Troutman, from Denver, caught the virus at the start of the pandemic. He was hospitalized for two months and on a ventilator. Now more than three years later, some illness lingers.
“I think if I could get my endurance back, my breathing would be better. A lot of other things will fall into place for me,” he said.
Troutman hopes the study sheds more light on long COVID.
“Absolutely, it's a long road,” he said, “but I do feel like it's getting better.”
Exercise and daily walks have been key to helping his conditions improve.
Nothstein said counseling has proved valuable for him. “It's very important to get someone to talk to,” he said. “Nobody likes to talk to a therapist, but I think that's one of the things that's helped me adjust.”
Researchers say the ongoing study will serve as a foundation for clinical trials — and, hopefully, treatments — to come. “Even though it's been three years and it feels like a long time, there is hope for treatments coming,” Jolley said.
Nothstein said he’s happy to be a part of it.
“I'm there to provide data, so hopefully we can find a cure or some way to lessen the effects and help others as well,” he said.
Researchers at CU Anschutz just got word that their program will receive millions in new funding for its work in Colorado.
The U.S. Department of Health and Human Services announced grant awards to nine sites around the country. Each will receive $1 million total for up to five years to support existing, multidisciplinary long COVID clinics across the country.
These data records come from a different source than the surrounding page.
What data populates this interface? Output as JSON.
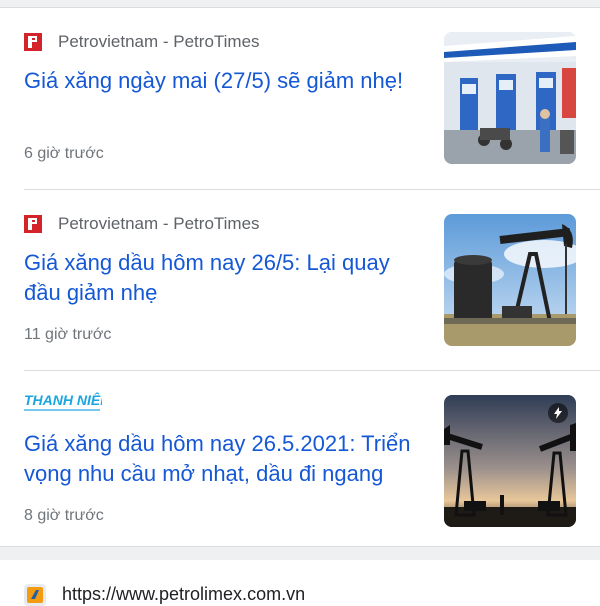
{
  "articles": [
    {
      "source": "Petrovietnam - PetroTimes",
      "source_icon": "petrovietnam-logo",
      "headline": "Giá xăng ngày mai (27/5) sẽ giảm nhẹ!",
      "time": "6 giờ trước",
      "thumbnail": "gas-station"
    },
    {
      "source": "Petrovietnam - PetroTimes",
      "source_icon": "petrovietnam-logo",
      "headline_lines": [
        "Giá xăng dầu hôm nay 26/5: Lại quay",
        "đầu giảm nhẹ"
      ],
      "time": "11 giờ trước",
      "thumbnail": "oil-pumpjack"
    },
    {
      "source": "THANH NIÊN",
      "source_icon": "thanhnien-logo",
      "headline_lines": [
        "Giá xăng dầu hôm nay 26.5.2021: Triển",
        "vọng nhu cầu mở nhạt, dầu đi ngang"
      ],
      "time": "8 giờ trước",
      "thumbnail": "oil-pumpjacks-sunset",
      "badge_icon": "lightning-icon"
    }
  ],
  "next_result": {
    "url": "https://www.petrolimex.com.vn",
    "icon": "petrolimex-logo"
  },
  "colors": {
    "headline": "#1558d6",
    "meta": "#70757a",
    "brand_red": "#d5232a",
    "thanhnien_blue": "#1aa5e0"
  }
}
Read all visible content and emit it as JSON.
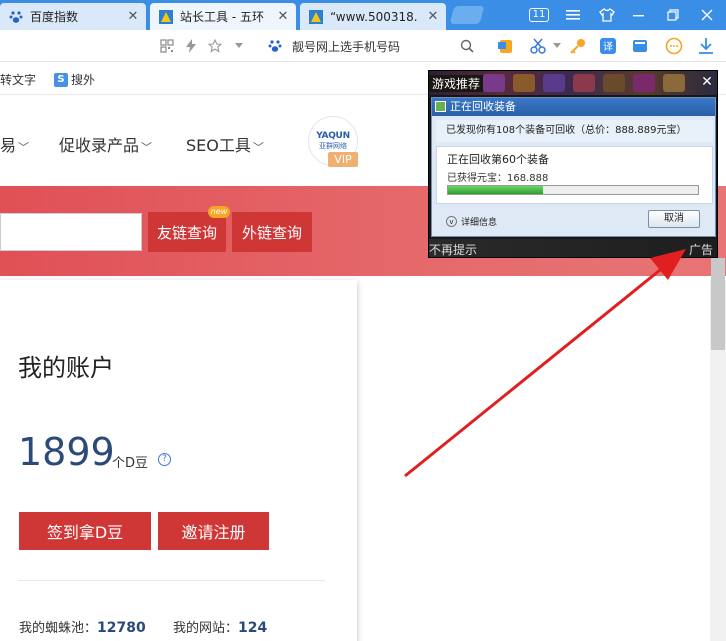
{
  "browser": {
    "tabs": [
      {
        "label": "百度指数"
      },
      {
        "label": "站长工具 - 五环"
      },
      {
        "label": "“www.500318."
      }
    ],
    "tab_close": "✕",
    "tab_count": "11",
    "address_text": "靓号网上选手机号码"
  },
  "bookmarks": [
    {
      "label": "转文字"
    },
    {
      "label": "搜外"
    }
  ],
  "nav": {
    "items": [
      {
        "label": "易"
      },
      {
        "label": "促收录产品"
      },
      {
        "label": "SEO工具"
      }
    ],
    "logo_text": "YAQUN",
    "logo_sub": "亚群网络",
    "vip": "VIP"
  },
  "banner": {
    "friend_link_button": "友链查询",
    "backlink_button": "外链查询",
    "new_tag": "new"
  },
  "account": {
    "title": "我的账户",
    "balance": "1899",
    "unit": "个D豆",
    "help": "?",
    "signin_button": "签到拿D豆",
    "invite_button": "邀请注册",
    "spider_label": "我的蜘蛛池：",
    "spider_value": "12780",
    "sites_label": "我的网站：",
    "sites_value": "124"
  },
  "popup": {
    "title": "游戏推荐",
    "close": "✕",
    "dialog_title": "正在回收装备",
    "found_msg": "已发现你有108个装备可回收（总价：888.889元宝）",
    "current": "正在回收第60个装备",
    "earned": "已获得元宝：168.888",
    "progress": 0.38,
    "details": "详细信息",
    "cancel": "取消",
    "dont_show": "不再提示",
    "ad": "广告"
  },
  "colors": {
    "browser_blue": "#3a8ee6",
    "banner_red": "#e05055",
    "button_red": "#cf3737",
    "balance_blue": "#2b4a78",
    "arrow_red": "#e02020"
  }
}
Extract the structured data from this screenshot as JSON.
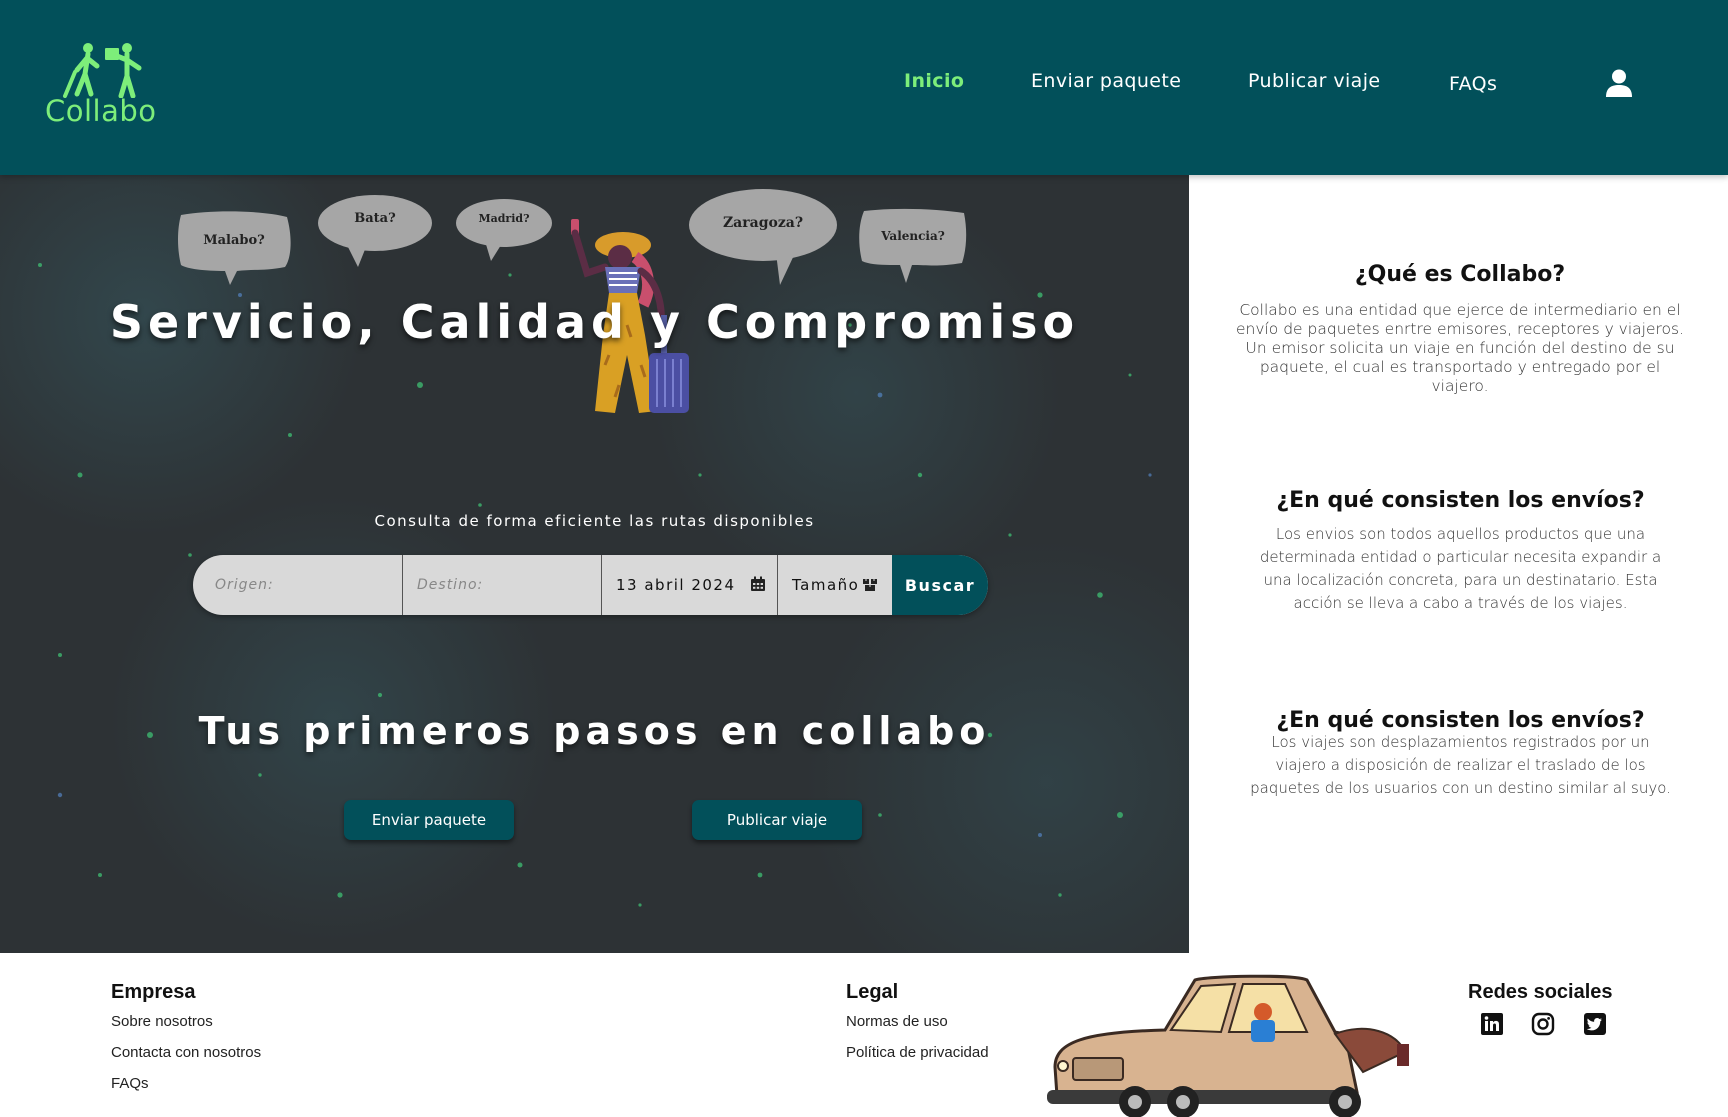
{
  "colors": {
    "brand": "#02505a",
    "accent": "#7dee7a",
    "hero_bg": "#2d3235"
  },
  "header": {
    "logo_text": "Collabo",
    "nav": [
      {
        "label": "Inicio",
        "active": true
      },
      {
        "label": "Enviar paquete",
        "active": false
      },
      {
        "label": "Publicar viaje",
        "active": false
      },
      {
        "label": "FAQs",
        "active": false
      }
    ],
    "user_icon": "user-icon"
  },
  "hero": {
    "bubbles": [
      "Malabo?",
      "Bata?",
      "Madrid?",
      "Zaragoza?",
      "Valencia?"
    ],
    "title": "Servicio, Calidad y Compromiso",
    "subtitle": "Consulta de forma eficiente las rutas disponibles",
    "search": {
      "origin_placeholder": "Origen:",
      "destination_placeholder": "Destino:",
      "date": "13 abril 2024",
      "date_icon": "calendar-icon",
      "size": "Tamaño",
      "size_icon": "boxes-icon",
      "button": "Buscar"
    },
    "steps_title": "Tus primeros pasos en collabo",
    "cta": [
      "Enviar paquete",
      "Publicar viaje"
    ]
  },
  "info": [
    {
      "title": "¿Qué es Collabo?",
      "text": "Collabo es una entidad que ejerce de intermediario en el envío de paquetes enrtre emisores, receptores y viajeros. Un emisor solicita un viaje en función del destino de su paquete, el cual es transportado y entregado por el viajero."
    },
    {
      "title": "¿En qué consisten los envíos?",
      "text": "Los envios son todos aquellos productos que una determinada entidad o particular necesita expandir a una localización concreta, para un destinatario. Esta acción se lleva a cabo a través de los viajes."
    },
    {
      "title": "¿En qué consisten los envíos?",
      "text": "Los viajes son desplazamientos registrados por un viajero a disposición de realizar el traslado de los paquetes de los usuarios con un destino similar al suyo."
    }
  ],
  "footer": {
    "empresa": {
      "title": "Empresa",
      "links": [
        "Sobre nosotros",
        "Contacta con nosotros",
        "FAQs"
      ]
    },
    "legal": {
      "title": "Legal",
      "links": [
        "Normas de uso",
        "Política de privacidad"
      ]
    },
    "social": {
      "title": "Redes sociales",
      "icons": [
        "linkedin-icon",
        "instagram-icon",
        "twitter-icon"
      ]
    }
  }
}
The funding aims to expand access to comprehensive care for people with long COVID, particularly underserved, rural, vulnerable, and minority populations that are disproportionately impacted by the effects of the condition.
Meantime, both Jolley and Erlandson recommend people get vaccinated with the reformulated COVID-19 vaccine that is now available. They say research has shown vaccination protects not just against severe disease, but also against long COVID.
“The risk of long COVID seems to be decreased with vaccination,” said Erlandson. She advised that people can protect themselves by staying up to date on vaccines.
Jolley urged people to stay vigilant, especially as cases and hospitalizations have been rising in Colorado and nationally in recent weeks. She encouraged “minimizing your risk as you can because that risk is there and we don't know a way to stop or prevent fully yet.”